A cada vez que Lacan introduzia uma topologia, havia um efeito de sideração luminosa, porque é a topologia que permite revisar a estética transcendental. Cada vez que Lacan apresentava um objeto topológico havia este efeito de furar, de furar a evidência imaginária. Havia um efeito de esvaziamento da evidência imaginária.
Em O Aturdito Lacan diz o que é o corte e não diz o que é o dizer. O corte uma vez efetuado é o dito. O dizer se conclui com um corte que se fecha. Há cortes que são diferentes. Se o corte é o dizer então o dizer seria controlável. O que se atribui ao dizer é a mudança da estrutura. Em nossas asferas o corte é o dito. Lacan não especifica de que corte ou cortes se trata. Eventualmente o dizer se situa no movimento do corte ou na mudança de estrutura. O que interessa é o corte que muda a estrutura. O corte é ato analítico.
A repetição engendra o sujeito como efeito de corte ou como efeito do significante que está ligada à queda do objeto pequeno “a”. Se um ato se apresenta como corte, é na medida em que a incidência deste corte sobre a superfície topológica do sujeito modifica sua estrutura, ou pelo contrário, a deixa idêntica. Esse é o momento em que há um corte “cirúrgico” sobre a estrutura, que depende da experiência de quem exerce a função de analista. É nesse ponto em que há a ligação estrutural entre o ato e o registro da Verleugnung. No percurso de uma análise atravessa-se um labirinto de efeitos, em que o sujeito não se reconhece como sujeito, por ter sido transformado por seu próprio ato.
Sessão: “O que isso representa? Onde está o meu desejo aí no caso? A partir disso cada um faz uma interpretação. …parece que ela está lambendo ela mesma. E a partir daí o que dizer? Parecia às vezes que era eu que estava sentada aí. Tinha um desejo aí? Tinha vários: tinha o desejo de estar dirigindo a cena, um desejo de fazer do jeito que eu quiser, sem me submeter a ninguém, sem estar sob o olhar de ninguém. Tem uma experimentação ali, quase única.

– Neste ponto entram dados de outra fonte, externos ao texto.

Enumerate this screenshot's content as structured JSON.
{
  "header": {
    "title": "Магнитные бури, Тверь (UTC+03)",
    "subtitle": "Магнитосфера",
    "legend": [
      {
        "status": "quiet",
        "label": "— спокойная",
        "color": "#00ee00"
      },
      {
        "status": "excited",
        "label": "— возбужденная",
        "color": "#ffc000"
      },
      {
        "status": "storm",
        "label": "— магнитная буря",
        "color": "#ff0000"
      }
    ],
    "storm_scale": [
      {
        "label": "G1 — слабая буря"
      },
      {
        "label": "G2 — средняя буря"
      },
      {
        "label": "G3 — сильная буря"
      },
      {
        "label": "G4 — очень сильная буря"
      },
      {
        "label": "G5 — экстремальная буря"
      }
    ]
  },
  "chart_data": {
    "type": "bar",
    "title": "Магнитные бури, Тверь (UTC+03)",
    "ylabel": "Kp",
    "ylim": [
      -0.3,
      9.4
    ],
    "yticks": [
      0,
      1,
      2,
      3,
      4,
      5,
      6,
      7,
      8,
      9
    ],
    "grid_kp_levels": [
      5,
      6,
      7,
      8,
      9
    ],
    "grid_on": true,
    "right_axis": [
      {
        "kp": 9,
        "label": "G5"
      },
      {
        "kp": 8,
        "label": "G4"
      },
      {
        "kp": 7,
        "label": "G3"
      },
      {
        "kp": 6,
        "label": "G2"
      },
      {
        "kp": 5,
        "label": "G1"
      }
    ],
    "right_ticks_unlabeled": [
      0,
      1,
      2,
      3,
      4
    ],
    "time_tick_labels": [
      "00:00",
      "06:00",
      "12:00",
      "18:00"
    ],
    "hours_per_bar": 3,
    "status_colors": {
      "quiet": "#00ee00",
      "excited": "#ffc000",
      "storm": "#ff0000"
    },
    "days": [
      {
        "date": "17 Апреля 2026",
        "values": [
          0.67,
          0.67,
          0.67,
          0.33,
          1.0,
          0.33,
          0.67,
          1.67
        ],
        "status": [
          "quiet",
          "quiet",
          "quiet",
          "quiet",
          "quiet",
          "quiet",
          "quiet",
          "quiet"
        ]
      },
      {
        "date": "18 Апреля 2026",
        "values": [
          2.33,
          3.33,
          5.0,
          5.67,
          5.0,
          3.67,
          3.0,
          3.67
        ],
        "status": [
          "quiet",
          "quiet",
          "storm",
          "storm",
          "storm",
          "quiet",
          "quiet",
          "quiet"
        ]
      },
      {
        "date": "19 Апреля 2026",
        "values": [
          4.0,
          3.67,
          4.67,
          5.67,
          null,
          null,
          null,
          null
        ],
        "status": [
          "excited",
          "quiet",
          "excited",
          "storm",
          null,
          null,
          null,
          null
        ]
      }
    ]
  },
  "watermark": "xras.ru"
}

É outro trabalho que não é o estudado nem o observado, algo que ficou guardado, que talvez o inconsciente traga, algo que ficou de fora. Não é algo que acontece toda hora, dificilmente, mas… é … está suspenso… acho que eu consigo perder o tempo para não perder o tempo, tem um desejo constante que não costuma parar… são palavras que a gente não vai mais dizer”.
Há ditos e ouvidos. Esta é a evidência. O dizer do inconsciente na medida em que não se reduz a tal ou qual representação, pouco importa a representação que o mascare, que o recalque ou não. O dizer definido por sua falta pode parecer esvaziado, mas não se deve tomar o desejo pela letra e o mostrar como evidência. A psicanálise coloca em evidência cortes de sentido e de não sentido. Já de um dito espirituoso retém-se provisoriamente um efeito de clareza e não de sideração. O desejo seria nesse sentido sair dessa sideração, dessa influência nefasta do Real, de Das Ding. Cortes em análise não produzem um outro sentido, mas um ab-sens, uma ausência. Cortes desinflam o toro para fazer uma banda de Möbius, desinflam o dito para fazer um jogo de desmontagem. Desse modo a evidência se esvazia se remete a um nada. E não é nada. Isso passa. E o que resta em ausência? É o desejo. E o discurso, ah, o discurso é o discurso analítico.